Caer can be used with an indirect-object pronoun to suggest the idea of "to get along with" or "to be OK with." The translation varies with context; often, a translation of "to like" or "dislike" will do.

  • Me caen bien tus amigos. (I like your friends. Or, I get along with your friends.)
  • Esto no va a caer muy bien a los otros equipos. (The other teams aren't going to be pleased with this.)
  • No me cayó bien la decisión. (I didn't like the decision. Or, the decision wasn't fine with me.)
  • Ese desodorante le cae mal a mi piel. (That deodorant bothers my skin.)
  • ¿Que profesores te caían mejor? (Which teachers did you like best?)
  • Me cayó mal la comida. (The meal disagreed with me.)

Conjugation of Caer

Caer is conjugated irregularly. Irregular forms are shown in boldface below. Translations given are those most commonly used.

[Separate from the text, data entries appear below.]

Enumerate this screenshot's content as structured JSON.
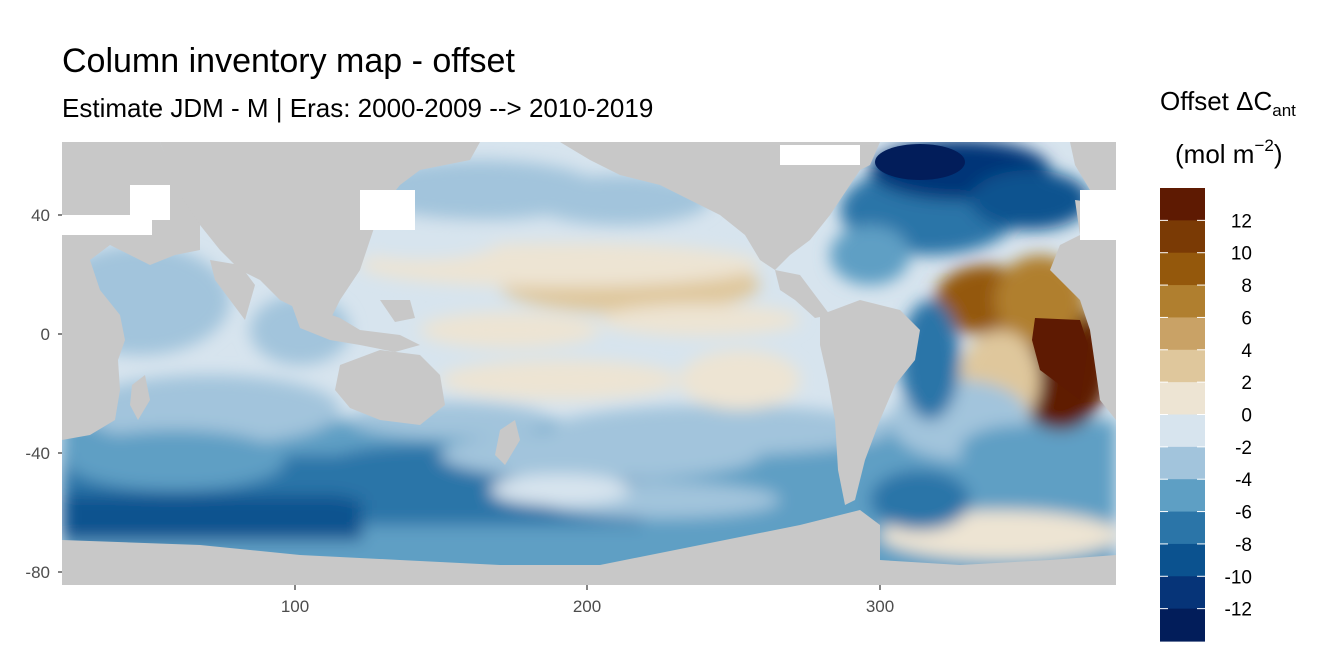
{
  "plot": {
    "title": "Column inventory map - offset",
    "subtitle": "Estimate JDM - M | Eras: 2000-2009 --> 2010-2019"
  },
  "axes": {
    "x_ticks": [
      100,
      200,
      300
    ],
    "y_ticks": [
      40,
      0,
      -40,
      -80
    ],
    "x_range": [
      20,
      380
    ],
    "y_range": [
      -84,
      65
    ]
  },
  "legend": {
    "title_main": "Offset ΔC",
    "title_sub": "ant",
    "unit_prefix": "(mol m",
    "unit_exp": "−2",
    "unit_suffix": ")",
    "labels": [
      "12",
      "10",
      "8",
      "6",
      "4",
      "2",
      "0",
      "-2",
      "-4",
      "-6",
      "-8",
      "-10",
      "-12"
    ],
    "colors": [
      "#5e1a02",
      "#7a3a05",
      "#94580c",
      "#b07f2f",
      "#c9a266",
      "#dfc79c",
      "#ede4d3",
      "#d7e4ee",
      "#a2c4dc",
      "#5e9fc4",
      "#2b75a8",
      "#0b528f",
      "#063478",
      "#021d5a"
    ]
  },
  "map": {
    "land_color": "#c8c8c8",
    "regions": [
      {
        "name": "north-atlantic-strong-negative",
        "x": 315,
        "y": 58,
        "value": -12
      },
      {
        "name": "equatorial-atlantic-strong-positive",
        "x": 360,
        "y": -5,
        "value": 12
      },
      {
        "name": "tropical-atlantic-positive",
        "x": 335,
        "y": 12,
        "value": 8
      },
      {
        "name": "north-pacific-positive",
        "x": 240,
        "y": 15,
        "value": 4
      },
      {
        "name": "southern-ocean-negative",
        "x": 110,
        "y": -55,
        "value": -6
      },
      {
        "name": "south-pacific-negative",
        "x": 230,
        "y": -50,
        "value": -4
      }
    ]
  }
}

Gerund:: cayendo (falling)

Past participle: caído (fallen)

Present indicative: caigo, tú caes, el/ella/usted cae, nosotros/nosotras caemos, vosotros/vosotras caéis, ellos/ellas/ustedes caen (I fall, you fall, he/she falls, etc.)

Preterite: yo caí, tú caíste, el/ella/usted cayó, nosotros/nosotras caímos, vosotros/vosotras caísteis, ellos/ellas/ustedes cayeron (I fell, you fell, etc.)

Present subjunctive: que caiga, que caigas, que el/ella/usted caiga, que nosotros/nosotras caigamos, que vosotros/vosotras cagáis, que ellos/ellas/ustedes caigan (that I fall, that you fall, etc.)

Imperfect subjunctive: que yo cayera/cayese, que cayeras/cayeses, que el/ella/usted cayera/cayese, que nosotros/nosotras cayéramos/cayésemos, que vosotros/vosotras cayerais/cayeseis, que ellos/ellas/ustedes cayeran/cayesen (that I fell, that you fell, etc.)

Affirmative imperative: cae tú, caiga usted, caigamos nosotros, caed vosotros/vosotras, caigan ustedes (you fall, you fall, let us fall, etc.)

Negative imperative: no caigas tú, no caiga usted, no caigamos nosotros/nosotras, no cagáis vosotros/vosotras, no caigan ustedes (don't you fall, don't you fall, let us fall, etc.)